When he did about 5 or so, he announced, “that’s enough” and was done.
(i think he didn’t quite believe me that it truly didn’t hurt! And he was probably afraid he would hurt me for no good reason… and thoughts of hitting a woman & abuse of his wife flooded his brain… not to mention, he was likely testing my response too. Was i truly accepting of this? Did i truly want a new way of life or just a sexual fantasy? And with all these new thoughts in his head, he had to digest it too.)
Not one of those taps was even remotely hard. i was encouraged and disappointed at the same time. i couldn’t imagine that this little play-tapping spanks as ever being something that would create a change in me and truly serve as “discipline”. And yet, he initiated this now. He tried. He had been thinking about this for a week. It hadn’t been forgotten about, like i had actually begun to think. In the end, i don’t consider this to be my first spanking, but rather the try-it-before-you-buy-it spanking.
But that’s when he did say, “we can try this if you want.”
And i said, “i want”.
He laughed and said, “ok…. careful what you wish for!”
To which i replied, “i only wish to restore you to the place in our marriage and house that you should’ve always been anyway. As my Dominant Husband. i wish to submit and be disciplined when i don’t!”
i kissed him with passion and he made mad-passionate, intense, “I own you” kind of love to me. And i thanked him.
And that’s when i had the courage to ask, “do you still think we are not sexually-compatible?”
He said, “not anymore!”
i’d like to say we have never looked back, but that’s not quite true. We have refined the protocol, the process, the expectations, and the discipline. He’s gotten more confident as we go, he’s learned to wield the paddle quite effectively, while i’ve learned to say, “Yes Sir” and “Thank you Sir” quite confidently.
And it works! It is exactly where God led me. It is exactly where God wants us to be.

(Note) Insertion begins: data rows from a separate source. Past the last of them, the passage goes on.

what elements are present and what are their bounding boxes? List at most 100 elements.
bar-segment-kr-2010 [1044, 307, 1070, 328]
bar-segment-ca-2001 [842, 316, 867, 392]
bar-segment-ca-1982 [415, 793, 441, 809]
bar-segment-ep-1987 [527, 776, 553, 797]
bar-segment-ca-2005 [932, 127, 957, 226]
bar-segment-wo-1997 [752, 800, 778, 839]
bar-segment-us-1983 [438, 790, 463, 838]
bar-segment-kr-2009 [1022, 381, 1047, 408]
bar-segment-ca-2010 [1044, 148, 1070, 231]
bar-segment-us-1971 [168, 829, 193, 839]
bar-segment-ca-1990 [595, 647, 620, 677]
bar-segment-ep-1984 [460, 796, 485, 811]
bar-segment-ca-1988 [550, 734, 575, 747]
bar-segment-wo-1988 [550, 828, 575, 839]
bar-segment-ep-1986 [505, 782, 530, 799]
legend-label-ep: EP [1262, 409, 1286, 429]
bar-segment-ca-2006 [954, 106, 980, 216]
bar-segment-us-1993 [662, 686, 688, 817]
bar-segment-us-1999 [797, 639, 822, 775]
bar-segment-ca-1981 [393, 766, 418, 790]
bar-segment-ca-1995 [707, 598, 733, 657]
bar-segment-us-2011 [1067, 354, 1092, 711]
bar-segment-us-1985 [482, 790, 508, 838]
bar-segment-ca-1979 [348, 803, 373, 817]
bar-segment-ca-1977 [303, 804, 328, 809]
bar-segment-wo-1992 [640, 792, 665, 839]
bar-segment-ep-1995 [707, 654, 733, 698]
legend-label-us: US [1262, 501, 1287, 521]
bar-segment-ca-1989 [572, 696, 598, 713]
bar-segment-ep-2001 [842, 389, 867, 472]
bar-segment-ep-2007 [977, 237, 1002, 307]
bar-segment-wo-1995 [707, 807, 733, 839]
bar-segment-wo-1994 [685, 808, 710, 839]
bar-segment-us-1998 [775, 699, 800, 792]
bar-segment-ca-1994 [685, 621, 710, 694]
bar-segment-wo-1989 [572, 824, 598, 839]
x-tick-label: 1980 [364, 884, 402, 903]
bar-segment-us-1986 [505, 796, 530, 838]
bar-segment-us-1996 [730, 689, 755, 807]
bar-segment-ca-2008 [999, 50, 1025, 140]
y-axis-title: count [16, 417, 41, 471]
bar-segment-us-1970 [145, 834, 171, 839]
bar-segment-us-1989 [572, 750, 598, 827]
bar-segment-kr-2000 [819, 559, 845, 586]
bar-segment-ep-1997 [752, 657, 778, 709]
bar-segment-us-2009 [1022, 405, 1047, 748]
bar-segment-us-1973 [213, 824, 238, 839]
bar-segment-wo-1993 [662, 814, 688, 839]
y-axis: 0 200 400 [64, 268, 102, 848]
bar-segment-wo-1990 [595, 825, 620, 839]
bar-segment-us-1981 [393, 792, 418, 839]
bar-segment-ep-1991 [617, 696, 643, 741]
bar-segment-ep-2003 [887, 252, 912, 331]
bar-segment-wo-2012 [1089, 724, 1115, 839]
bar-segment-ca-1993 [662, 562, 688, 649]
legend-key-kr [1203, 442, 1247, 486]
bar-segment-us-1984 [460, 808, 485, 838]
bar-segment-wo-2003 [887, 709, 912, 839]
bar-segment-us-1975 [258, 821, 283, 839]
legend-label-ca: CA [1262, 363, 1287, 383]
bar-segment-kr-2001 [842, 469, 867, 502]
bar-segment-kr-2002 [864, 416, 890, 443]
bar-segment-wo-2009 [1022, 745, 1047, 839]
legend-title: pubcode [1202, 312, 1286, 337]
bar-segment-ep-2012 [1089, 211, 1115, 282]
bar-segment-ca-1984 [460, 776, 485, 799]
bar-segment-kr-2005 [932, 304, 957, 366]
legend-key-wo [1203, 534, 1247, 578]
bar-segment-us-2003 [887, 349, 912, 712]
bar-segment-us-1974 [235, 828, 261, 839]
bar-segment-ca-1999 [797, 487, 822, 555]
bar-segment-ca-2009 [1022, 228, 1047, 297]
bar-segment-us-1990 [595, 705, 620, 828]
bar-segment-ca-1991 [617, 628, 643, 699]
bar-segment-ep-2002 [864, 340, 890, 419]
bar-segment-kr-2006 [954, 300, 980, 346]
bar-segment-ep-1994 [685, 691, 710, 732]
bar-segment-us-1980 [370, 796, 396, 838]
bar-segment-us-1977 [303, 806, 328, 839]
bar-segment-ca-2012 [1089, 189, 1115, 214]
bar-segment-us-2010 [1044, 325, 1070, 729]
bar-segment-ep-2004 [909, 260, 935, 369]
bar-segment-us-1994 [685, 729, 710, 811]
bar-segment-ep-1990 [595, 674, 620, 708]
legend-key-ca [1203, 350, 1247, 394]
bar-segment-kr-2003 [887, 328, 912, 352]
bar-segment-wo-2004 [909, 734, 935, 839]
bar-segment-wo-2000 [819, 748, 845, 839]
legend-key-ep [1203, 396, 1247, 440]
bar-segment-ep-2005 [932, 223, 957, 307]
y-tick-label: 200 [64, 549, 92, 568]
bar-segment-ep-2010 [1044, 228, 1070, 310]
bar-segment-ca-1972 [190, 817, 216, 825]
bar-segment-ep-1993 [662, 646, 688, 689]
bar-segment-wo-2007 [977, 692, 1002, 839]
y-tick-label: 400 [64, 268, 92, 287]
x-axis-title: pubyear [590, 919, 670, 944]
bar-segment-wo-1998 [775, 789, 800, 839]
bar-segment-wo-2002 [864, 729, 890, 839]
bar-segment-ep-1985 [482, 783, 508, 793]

In case you are wondering, yes, we still belong to those dating sites, we do occasionally still meet people and have sex with them, but rarely really. We don’t really have time in our lives to do those things anymore. But if he said today, “let’s go do this thing with X&Y, i’d simply ask, “what’s the attire and when do we leave?” And i’d love every minute of it.
But ultimately we have more conversations and fantasies about it now than anything at all. As a result of ALL this, i trust David fully and implicitly, which is why i didn’t get at ALL upset when he sent me the pic of the masseuse’s pierced nipples. i know my place in our marriage and he knows his. And i am confident in it!
That was when i found other DD blogs, specifically DD Jennifer, and i was inspired by hers to start my own. So go read hers or start at the beginning of mine…. because now you are fully aware of what happened RIGHT up to me starting this blog…. which was also the start of our D/s using DD relationship.
We’ve changed, grown, and improved our D/s relationship over these last couple of years… for the better. i can’t wait to see what the next year(s) hold too!